Before seeing Northern Stage’s A Christmas Carol, I forgot about that time a few years ago when the government found a way to make a xenophobic statement out of something as basic as an English GCSE.
Luckily, me and all of the other now-21 year olds managed to just skip out on being the first year where GCSE syllabuses exclusively contained ENGLISH texts by ENGLISH authors. None of this Gatsby rubbish. Of Mice And Men? Fuck Lenny, he’s out the window. As an English undergrad, one single semester away from graduation, let me tell you that the idea all you study in English in British English writing is utter horse manure, as is this stupid legislative change the government made in 2015. If anyone had tried to swap my beloved 20th century GCSE texts for some 19th century dickens rubbish when I was in school, no doubt I would have kicked off a bit.
If there’s one thing 15 year olds are hyper-conscious of navigating their way through, it’s being cool
Upon walking into northern Stage on a chilly Tuesday evening, I was confused when I was met by a sea of somewhat disgruntled teenagers stood in the lobby – not your usual press night theatregoers. It was at this point I realised the stroke of genius Norther Stage had struck in putting on a month-long run of what has become one of the most popularly studied new GCSE texts. Baring this in mind, the production takes on a whole new purpose. It’s not just there to be a quirky re-imagining of a festive classic, it has to find a way to appeal to some of the toughest critics and crowds you could ever find: a school trip full of 15 year olds.

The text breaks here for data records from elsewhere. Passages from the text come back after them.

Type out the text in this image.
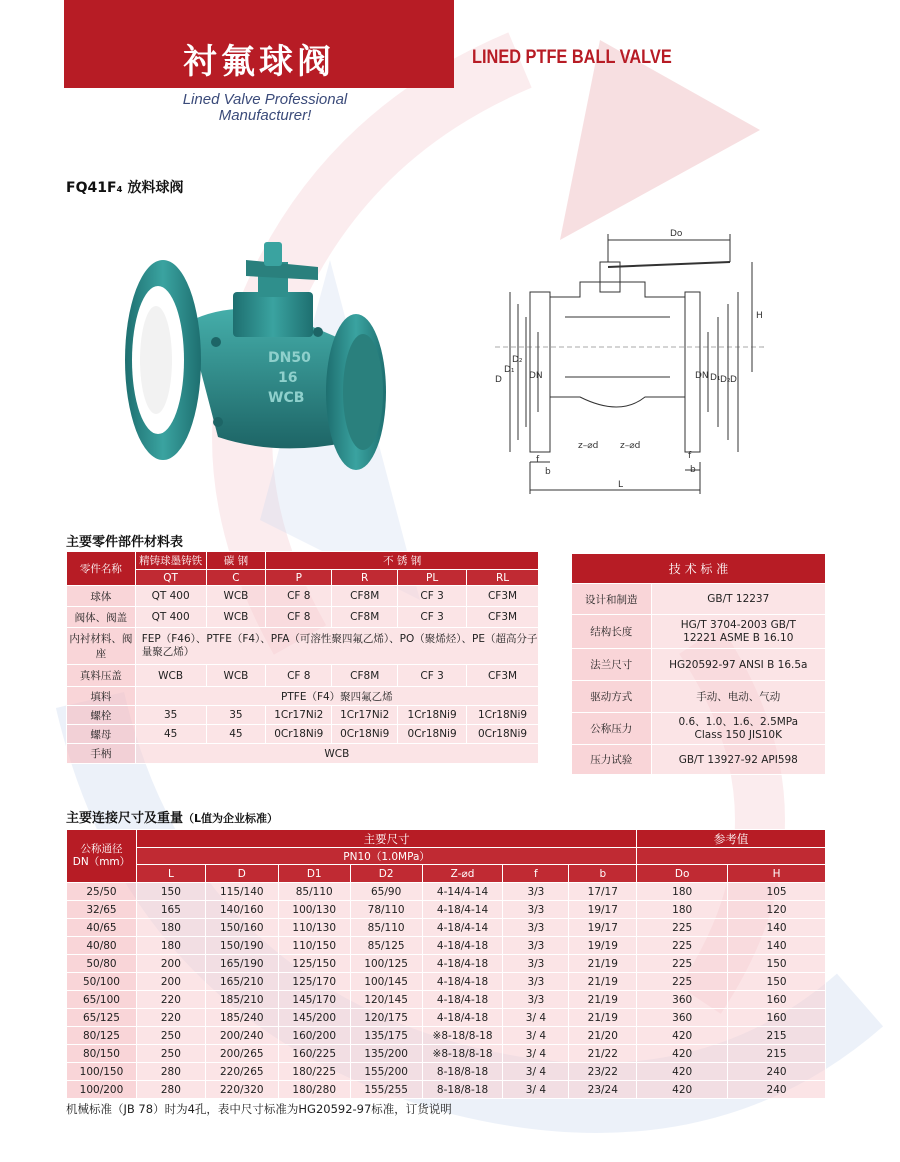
衬氟球阀	LINED PTFE BALL VALVE
Lined Valve Professional
Manufacturer!
FQ41F₄ 放料球阀
DN50
16
WCB
Do
H
D
D₁
D₂
DN	DN D₁ D₂ D
z–⌀d z–⌀d
f
b
f
b
L
主要零件部件材料表
零件名称	精铸球墨铸铁	碳 钢	不 锈 钢			
	QT	C	P	R	PL	RL
球体	QT 400	WCB	CF 8	CF8M	CF 3	CF3M
阀体、阀盖	QT 400	WCB	CF 8	CF8M	CF 3	CF3M
内衬材料、阀座	FEP（F46）、PTFE（F4）、PFA（可溶性聚四氟乙烯）、PO（聚烯烃）、PE（超高分子量聚乙烯）					
真料压盖	WCB	WCB	CF 8	CF8M	CF 3	CF3M
填料	PTFE（F4）聚四氟乙烯					
螺栓	35	35	1Cr17Ni2	1Cr17Ni2	1Cr18Ni9	1Cr18Ni9
螺母	45	45	0Cr18Ni9	0Cr18Ni9	0Cr18Ni9	0Cr18Ni9
手柄	WCB					
技 术 标 准	
设计和制造	GB/T 12237
结构长度	HG/T 3704-2003 GB/T 12221 ASME B 16.10
法兰尺寸	HG20592-97 ANSI B 16.5a
驱动方式	手动、电动、气动
公称压力	0.6、1.0、1.6、2.5MPa Class 150 JIS10K
压力试验	GB/T 13927-92 API598
主要连接尺寸及重量（L值为企业标准）
公称通径 DN（mm）	主要尺寸							参考值	
	PN10（1.0MPa）								
	L	D	D1	D2	Z-⌀d	f	b	Do	H
25/50	150	115/140	85/110	65/90	4-14/4-14	3/3	17/17	180	105
32/65	165	140/160	100/130	78/110	4-18/4-14	3/3	19/17	180	120
40/65	180	150/160	110/130	85/110	4-18/4-14	3/3	19/17	225	140
40/80	180	150/190	110/150	85/125	4-18/4-18	3/3	19/19	225	140
50/80	200	165/190	125/150	100/125	4-18/4-18	3/3	21/19	225	150
50/100	200	165/210	125/170	100/145	4-18/4-18	3/3	21/19	225	150
65/100	220	185/210	145/170	120/145	4-18/4-18	3/3	21/19	360	160
65/125	220	185/240	145/200	120/175	4-18/4-18	3/ 4	21/19	360	160
80/125	250	200/240	160/200	135/175	※8-18/8-18	3/ 4	21/20	420	215
80/150	250	200/265	160/225	135/200	※8-18/8-18	3/ 4	21/22	420	215
100/150	280	220/265	180/225	155/200	8-18/8-18	3/ 4	23/22	420	240
100/200	280	220/320	180/280	155/255	8-18/8-18	3/ 4	23/24	420	240
机械标准（JB 78）时为4孔，表中尺寸标准为HG20592-97标准，订货说明
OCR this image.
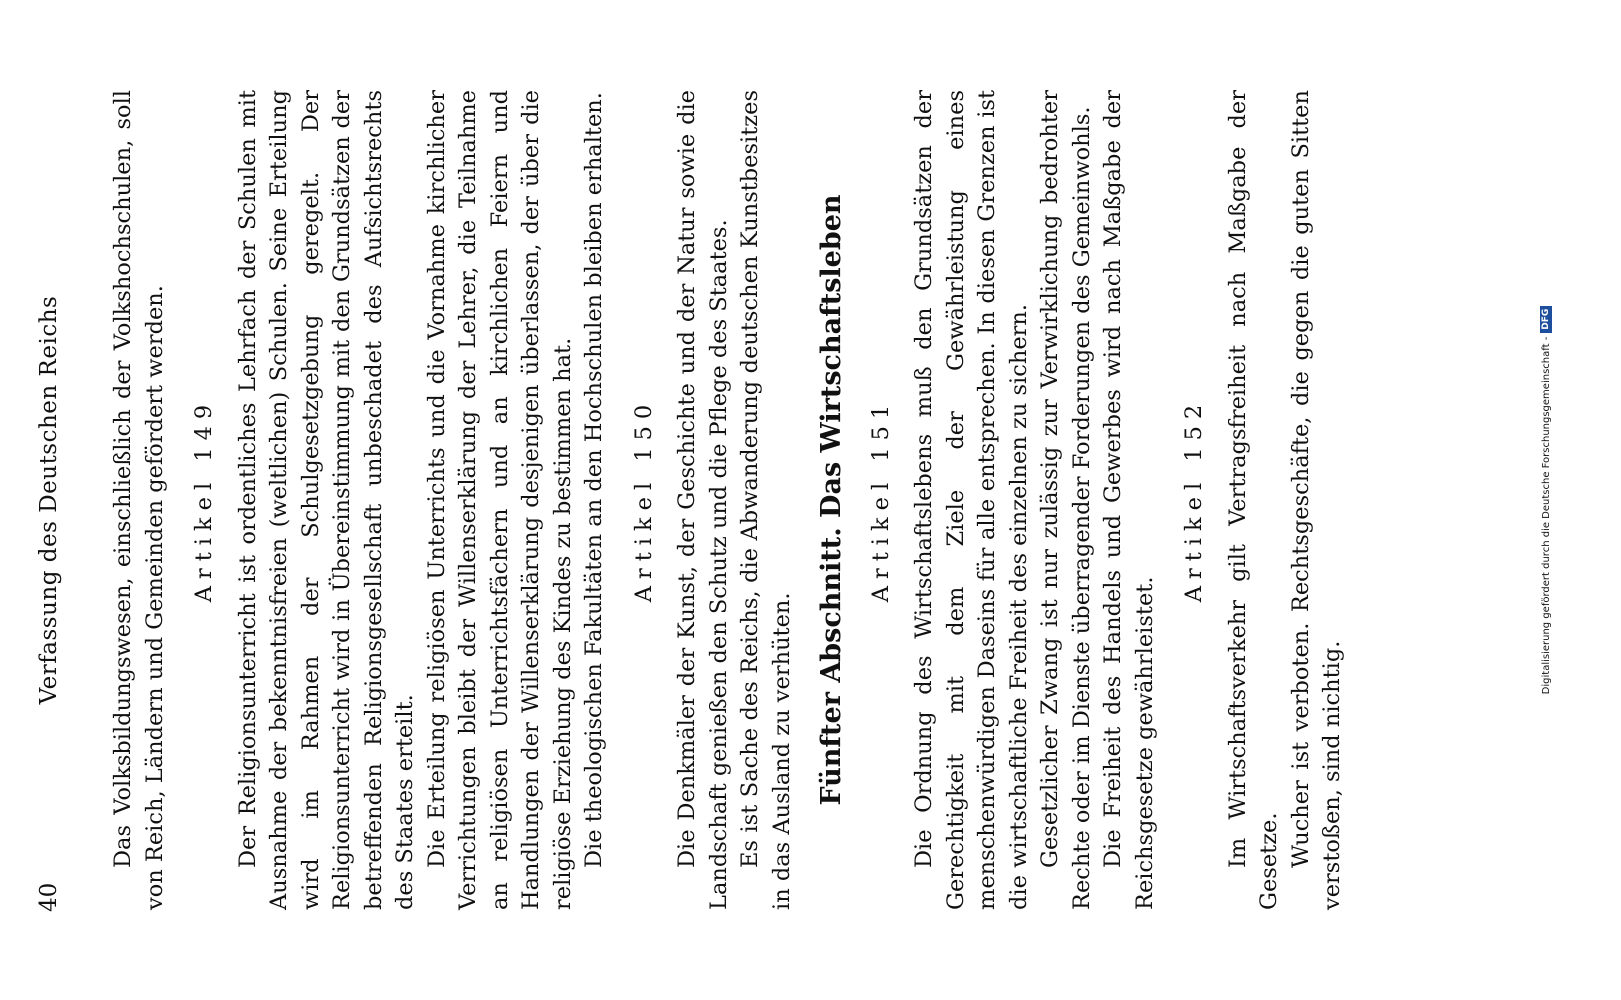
40
Verfassung des Deutschen Reichs Das Volksbildungswesen, einschließlich der Volkshochschulen, soll von Reich, Ländern und Gemeinden gefördert werden. Artikel 149 Der Religionsunterricht ist ordentliches Lehrfach der Schulen mit Ausnahme der bekenntnisfreien (weltlichen) Schulen. Seine Erteilung wird im Rahmen der Schulgesetzgebung geregelt. Der Religionsunterricht wird in Übereinstimmung mit den Grundsätzen der betreffenden Religionsgesellschaft unbeschadet des Aufsichtsrechts des Staates erteilt. Die Erteilung religiösen Unterrichts und die Vornahme kirchlicher Verrichtungen bleibt der Willenserklärung der Lehrer, die Teilnahme an religiösen Unterrichtsfächern und an kirchlichen Feiern und Handlungen der Willenserklärung desjenigen überlassen, der über die religiöse Erziehung des Kindes zu bestimmen hat. Die theologischen Fakultäten an den Hochschulen bleiben erhalten. Artikel 150 Die Denkmäler der Kunst, der Geschichte und der Natur sowie die Landschaft genießen den Schutz und die Pflege des Staates. Es ist Sache des Reichs, die Abwanderung deutschen Kunstbesitzes in das Ausland zu verhüten. Fünfter Abschnitt. Das Wirtschaftsleben Artikel 151 Die Ordnung des Wirtschaftslebens muß den Grundsätzen der Gerechtigkeit mit dem Ziele der Gewährleistung eines menschenwürdigen Daseins für alle entsprechen. In diesen Grenzen ist die wirtschaftliche Freiheit des einzelnen zu sichern. Gesetzlicher Zwang ist nur zulässig zur Verwirklichung bedrohter Rechte oder im Dienste überragender Forderungen des Gemeinwohls. Die Freiheit des Handels und Gewerbes wird nach Maßgabe der Reichsgesetze gewährleistet.

Artikel 152 Im Wirtschaftsverkehr gilt Vertragsfreiheit nach Maßgabe der Gesetze. Wucher ist verboten. Rechtsgeschäfte, die gegen die guten Sitten verstoßen, sind nichtig.

Digitalisierung gefördert durch die Deutsche Forschungsgemeinschaft -DFG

If there’s one thing 15 year olds are hyper-conscious of navigating their way through, it’s being cool. Now don’t get me wrong, theatre is many things, but it’s not exactly cool is it. Either people think you’re a pretentious swine or a nerd. Unlike a gig or film, there’s no suave way to say “yeah I’m just off to this, erm play tonight. It’s like some really, like, cutting edge stuff. Yeah,, really cool.” I ended up sat right behind a class of schoolkids when I went to see A Christmas Carol. After keeping tabs on their reactions and responses throughout the production, I would say that despite it’s decidedly uncool nature, a majority of them did appear to enjoy the production.
As soon as you made your way into the theatre, the traverse staging of the piece jilted you out of your standard and expected notion of what theatre ‘should’ look like. The transparency of the piece was equally as refreshing, with all musicians and instruments on-stage, each musician also taking parts in the chorus at times. The Musical Director, Dr. G. Hannabiell Sanders was, by anyone’s measurements, unbelievably cool. The fusion of music styles in the production were made contemporary and fun, nothing like the dreary British carols from the 1800s you may usually associate with the likes of Scrooge and Marley’s Ghost. I spent a while debating whether or not I would actually call the production a musical or not. To be honest, I’m still not sure, but the music did play an integral part to the piece. You could see the tuned-out earth of the schoolkids in front of me perk up a bit every time a number began. It gave a story they have otherwise studied relentlessly until every sap of live is drained out of it an aspect of surprise. Not just them, actually, but for the whole audience. I doubt there was a single person in that room who didn’t already have some kind of patch knowledge of the story at the very least – even if it’s just from watching the Muppet’s version once or twice.